Despite forming barely two months ago, the Bloomington-Normal chapter of Black Lives Matter has already publicly voiced concerns about how the Bloomington police department polices especially west side neighborhoods, and about a proposed police substation at 828 W. Jefferson street.
Illinois State University politics and government professor Ky Ajayi is part of leadership for Black Lives Matter. He says BLM is objecting to the proposed substation because BPD hasn't solicited community input on the purpose of the substation, especially from residents of the neighborhood.
"How are you policing us?" asked Ajayi. "Let us have some input to tell you what's working for us, what's not working, and what we would like to see."
Bloomington police has interacted with especially young people in a number of activities over the last couple decades, occaionally dropping by the Boys and Girls Club of Bloomington-Normal, handing out toys at Christmas, playing basketball with kids, and with the ubiquitous "coffee with a cop" promotion. Ajayi said that outreach is "laudable", but that community policing is not "an agenda item."
"It's a systemic approach to how you deal with your community," said Ajayi. "So community policing is a cop walking a beat, a cop knowing the people he patrols. It's an engagement with the community on a long and consistent basis. It doesn't happen with the stroke of a pen. You don't open a storefront police station or a substation and say 'yep, like magic, we have community policing.'"

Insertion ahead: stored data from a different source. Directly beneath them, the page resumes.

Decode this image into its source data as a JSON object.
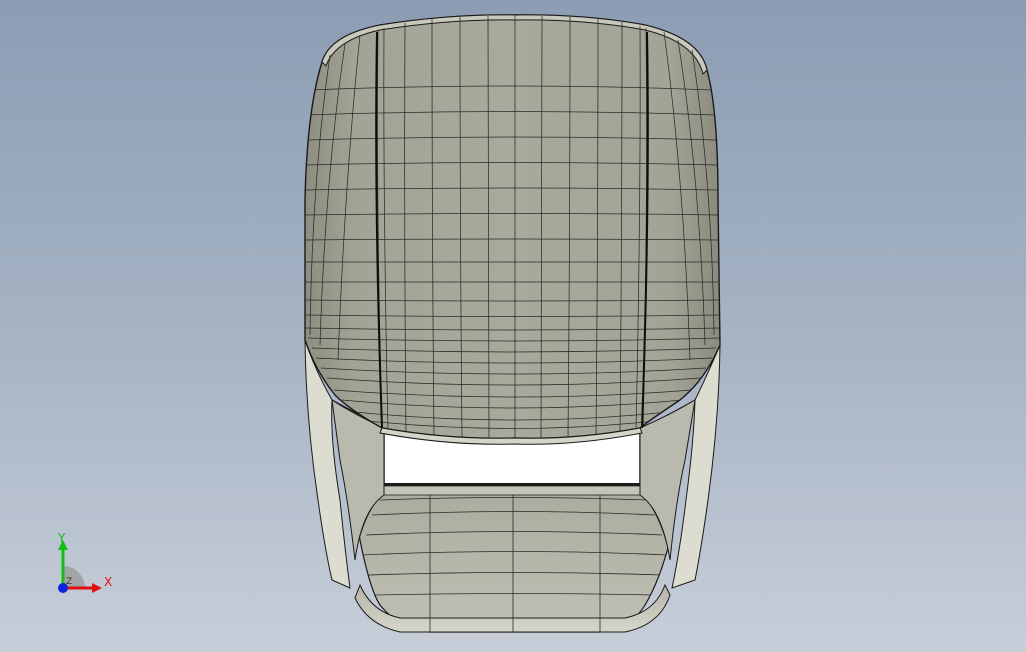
{
  "viewport": {
    "background_top": "#8c9cb3",
    "background_bottom": "#c7ced8"
  },
  "model": {
    "shell_color": "#a8a89a",
    "shell_light": "#c9c9bd",
    "flange_color": "#dcdcd0",
    "edge_color": "#1a1a1a",
    "opening_color": "#ffffff"
  },
  "triad": {
    "x_label": "X",
    "y_label": "Y",
    "z_label": "Z",
    "x_color": "#e01010",
    "y_color": "#10c010",
    "z_color": "#1020e0"
  }
}
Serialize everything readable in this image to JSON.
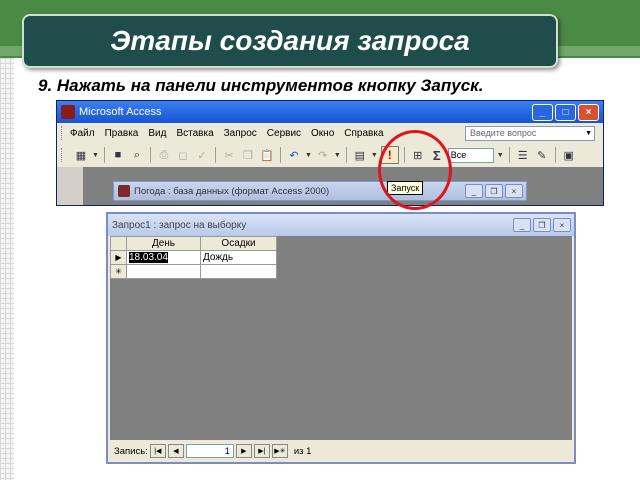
{
  "slide": {
    "title": "Этапы создания запроса",
    "instruction": "9. Нажать на панели инструментов кнопку Запуск."
  },
  "access_window": {
    "title": "Microsoft Access",
    "menu": [
      "Файл",
      "Правка",
      "Вид",
      "Вставка",
      "Запрос",
      "Сервис",
      "Окно",
      "Справка"
    ],
    "ask_placeholder": "Введите вопрос",
    "top_values_value": "Все",
    "run_tooltip": "Запуск",
    "run_button_glyph": "!",
    "sum_glyph": "Σ",
    "child_window_title": "Погода : база данных (формат Access 2000)"
  },
  "query_window": {
    "title": "Запрос1 : запрос на выборку",
    "columns": [
      "День",
      "Осадки"
    ],
    "rows": [
      {
        "marker": "▶",
        "day": "18.03.04",
        "precipitation": "Дождь"
      },
      {
        "marker": "✳",
        "day": "",
        "precipitation": ""
      }
    ],
    "nav_label": "Запись:",
    "current_record": "1",
    "of_label": "из 1"
  },
  "colors": {
    "title_bg": "#1f4d4c",
    "annotation_circle": "#e0141a",
    "run_icon": "#d60000"
  }
}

The idea for the substation came out of a grant to the West Bloomington Housing Collaborative from the Illinois Attorney General's office in 2012. The grant stipulated that houses be rehabbed and sold as affordable housing by Mid-Central Community Action (MCCA) collaborative's lead agency. When MCCA had trouble selling the property at 828 W Jefferson, they re-worked the grant with the Attorney General's office to lease the house to Bloomington police for use as a substation, noting that canvassing of the neighborhood over four years found that residents were concerned about safety.
Since the early January announcement of the proposed substation, the local Black Lives Matter chapter has questioned its stated purpose as a place for police to drop in to write reports, eat lunch, relax, and maybe walk the neighborhood in good weather. It is hoped that a police presence will deter crime in a neighborhood that has had it's share of shots fired incidents in the last few years. After pushback from BLM, MCCA began referring to the proposed substation the "Jefferson Street Community House." Ajayi thinks the quick name change is one indication the idea hasn't been properly vetted. He said if 828 W. Jefferson is going to be called a community house, other groups should be considered for an opportunity to lease the property as an outreach point in what he characterized as "the heart of the west side."
"The Boys and Girls Club ... the YWCA ... my church (Wayman A.M.E.). There's a gentleman who was at the MCCA meeting yesterday who said he would love to be there once a week. Right now they meet at Friendship Park every Friday working with youth. And we could have real community engagement. So why isn't a community organization running the thing and allowing the police to come and go, while the community and community organizations get to interact with the community?" asked Ajayi.
The Bloomington city council will vote on the substation January 23.